It seems there are a good few people really keen on getting rid of the internal-combustion engine, and many of them appear to live in Europe. Stockholm recently unveiled plans to ban ICE cars from certain parts of its urban area, and now the Dutch city of The Hague has decided to ban the advertising of any vehicles powered by fossil sauce. The city council has been talking about this step for the last two years, and has now voted it through. The ban comes into effect on January 1, 2025.
From that date onward, carmakers can still advertise their brands in general, but no vehicles using ICEs can be shown or talked about. Adverts for electric vehicles are exempt from the ban. The measure was introduced into the political process by an environmental initiative called Reclame Fossielvrij (or Fossil-Free Advertising), and the organization is now hoping that it will have a snowball effect in the country and further afield.
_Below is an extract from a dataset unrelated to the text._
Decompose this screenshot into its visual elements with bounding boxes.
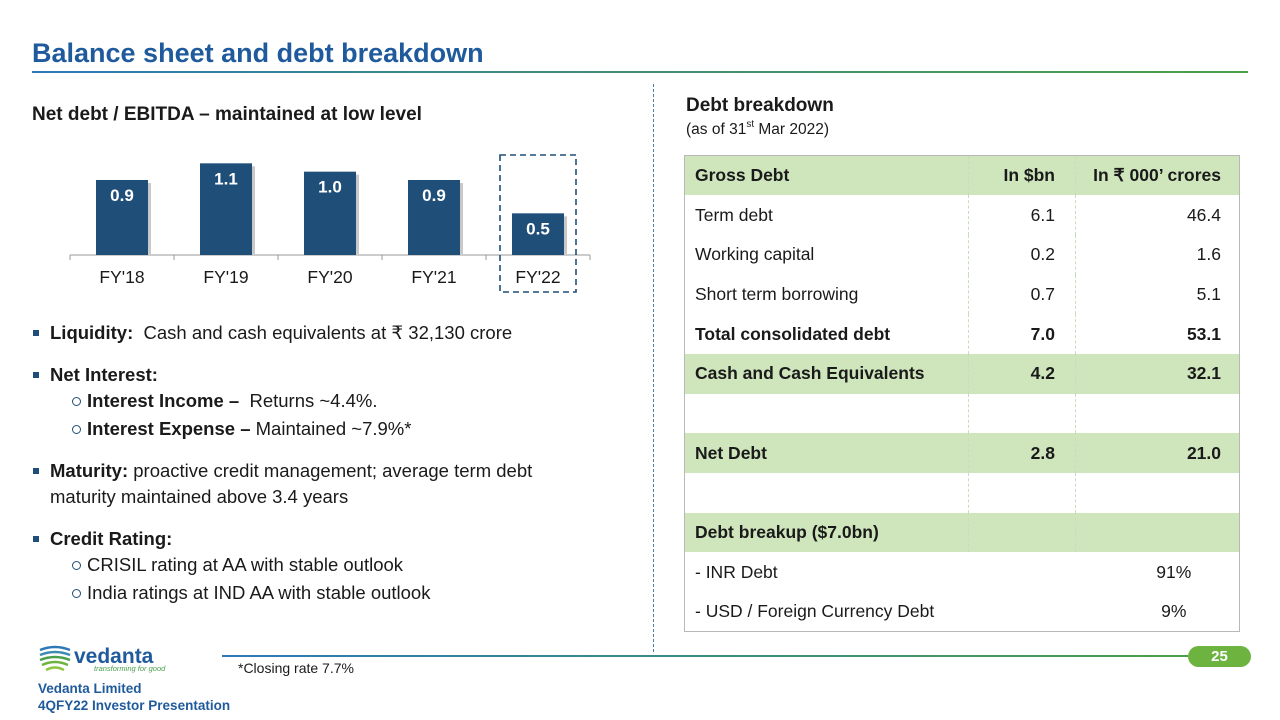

Even before the ban in The Hague, other European cities have already been thinking about similar measures, with the Dutch cities of Amsterdam, Zwolle, and Tilburg also considering such bans. The Austrian city of Graz is going even further, and is debating to not only prohibit the advertising of ICE vehicles but also ban adverts that promote services related to fossil fuels.
What makes The Hague’s move different is the fact that it was done completely under local government regulations. This could indeed set a precedent and empower other cities to do their own thing, rather than wait for national parliaments to introduce nationwide bans and then implement them.
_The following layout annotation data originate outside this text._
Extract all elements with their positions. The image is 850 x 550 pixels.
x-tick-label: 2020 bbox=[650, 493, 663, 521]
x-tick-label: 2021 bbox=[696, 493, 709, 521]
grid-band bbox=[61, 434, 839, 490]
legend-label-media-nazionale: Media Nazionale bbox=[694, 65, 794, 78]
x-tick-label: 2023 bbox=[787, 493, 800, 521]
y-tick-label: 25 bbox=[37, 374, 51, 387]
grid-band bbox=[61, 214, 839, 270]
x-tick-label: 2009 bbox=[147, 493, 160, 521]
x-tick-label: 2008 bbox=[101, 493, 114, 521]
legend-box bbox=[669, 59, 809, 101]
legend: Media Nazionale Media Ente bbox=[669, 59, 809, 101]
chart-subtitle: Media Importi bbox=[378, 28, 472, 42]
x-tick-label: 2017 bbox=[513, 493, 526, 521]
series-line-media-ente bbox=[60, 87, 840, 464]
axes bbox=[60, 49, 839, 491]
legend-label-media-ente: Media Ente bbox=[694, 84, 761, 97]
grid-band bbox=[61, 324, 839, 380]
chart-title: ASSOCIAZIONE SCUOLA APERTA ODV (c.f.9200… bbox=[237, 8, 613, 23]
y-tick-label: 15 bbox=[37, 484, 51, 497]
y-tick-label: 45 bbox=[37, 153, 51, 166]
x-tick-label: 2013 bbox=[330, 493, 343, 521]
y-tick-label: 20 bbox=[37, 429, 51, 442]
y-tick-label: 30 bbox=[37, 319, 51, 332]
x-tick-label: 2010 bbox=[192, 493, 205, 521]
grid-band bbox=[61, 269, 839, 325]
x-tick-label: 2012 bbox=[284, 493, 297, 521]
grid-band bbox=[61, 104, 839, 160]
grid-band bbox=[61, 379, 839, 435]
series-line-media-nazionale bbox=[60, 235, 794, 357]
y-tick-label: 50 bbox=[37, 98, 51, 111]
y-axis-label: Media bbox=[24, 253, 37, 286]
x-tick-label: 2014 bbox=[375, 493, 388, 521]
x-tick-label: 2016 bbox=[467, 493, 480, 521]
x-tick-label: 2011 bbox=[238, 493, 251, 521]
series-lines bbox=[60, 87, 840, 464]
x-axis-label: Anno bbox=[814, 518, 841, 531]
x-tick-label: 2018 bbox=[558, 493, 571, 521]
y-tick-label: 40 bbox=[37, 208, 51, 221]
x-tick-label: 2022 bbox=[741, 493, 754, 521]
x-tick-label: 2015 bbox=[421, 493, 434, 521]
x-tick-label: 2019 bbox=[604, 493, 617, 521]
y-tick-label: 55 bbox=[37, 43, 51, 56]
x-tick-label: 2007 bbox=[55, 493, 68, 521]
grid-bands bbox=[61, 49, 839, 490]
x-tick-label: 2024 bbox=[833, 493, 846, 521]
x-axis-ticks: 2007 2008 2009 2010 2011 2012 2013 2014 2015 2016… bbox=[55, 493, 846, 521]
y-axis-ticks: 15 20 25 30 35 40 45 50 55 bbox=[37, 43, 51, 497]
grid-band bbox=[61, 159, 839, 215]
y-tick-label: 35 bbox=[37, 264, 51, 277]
Banning things might seem restrictive, and many people will even say this is another example of nanny-state overreach, but fact is that air pollution has a massive impact on human well-being, and ICE vehicles contribute a lot to it.
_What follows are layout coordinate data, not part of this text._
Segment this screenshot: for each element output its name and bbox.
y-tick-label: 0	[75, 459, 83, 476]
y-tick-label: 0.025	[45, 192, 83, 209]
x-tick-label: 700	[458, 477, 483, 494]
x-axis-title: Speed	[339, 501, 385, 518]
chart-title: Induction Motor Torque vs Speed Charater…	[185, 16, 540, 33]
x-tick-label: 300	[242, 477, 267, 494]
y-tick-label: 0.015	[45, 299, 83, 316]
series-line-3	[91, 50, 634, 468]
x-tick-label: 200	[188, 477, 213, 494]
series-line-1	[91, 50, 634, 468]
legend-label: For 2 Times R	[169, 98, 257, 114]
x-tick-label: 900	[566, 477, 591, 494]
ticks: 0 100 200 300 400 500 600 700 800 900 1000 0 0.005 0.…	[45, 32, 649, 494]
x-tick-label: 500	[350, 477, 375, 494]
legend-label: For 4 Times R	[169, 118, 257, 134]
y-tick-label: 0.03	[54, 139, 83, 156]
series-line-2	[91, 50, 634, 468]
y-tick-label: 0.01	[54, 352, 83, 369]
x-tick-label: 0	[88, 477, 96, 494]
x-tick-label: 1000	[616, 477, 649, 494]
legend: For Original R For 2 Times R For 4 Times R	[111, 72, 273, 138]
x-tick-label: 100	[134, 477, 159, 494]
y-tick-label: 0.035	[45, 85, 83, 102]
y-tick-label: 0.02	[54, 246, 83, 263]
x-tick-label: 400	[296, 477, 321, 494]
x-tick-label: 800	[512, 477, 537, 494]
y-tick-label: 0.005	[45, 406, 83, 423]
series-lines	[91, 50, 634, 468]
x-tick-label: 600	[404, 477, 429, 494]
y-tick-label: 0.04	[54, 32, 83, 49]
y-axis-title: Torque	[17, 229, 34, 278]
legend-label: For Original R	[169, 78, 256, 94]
The air quality index in Metro Manila, for example, regularly reaches “very unhealthy” levels according to DENR-EMB air-monitoring stations. Research by the Center for Research on Energy and Clean Air has found that air pollution was responsible for 66,230 deaths in the Philippines in 2019, of which 64,920 deaths were estimated to be adults and 1,310 children.
Not all pollution comes from vehicles, of course, but any step that helps toward making the air we breathe cleaner should be welcomed. So, who’s going to phone Malacañang and suggest this for the Philippines?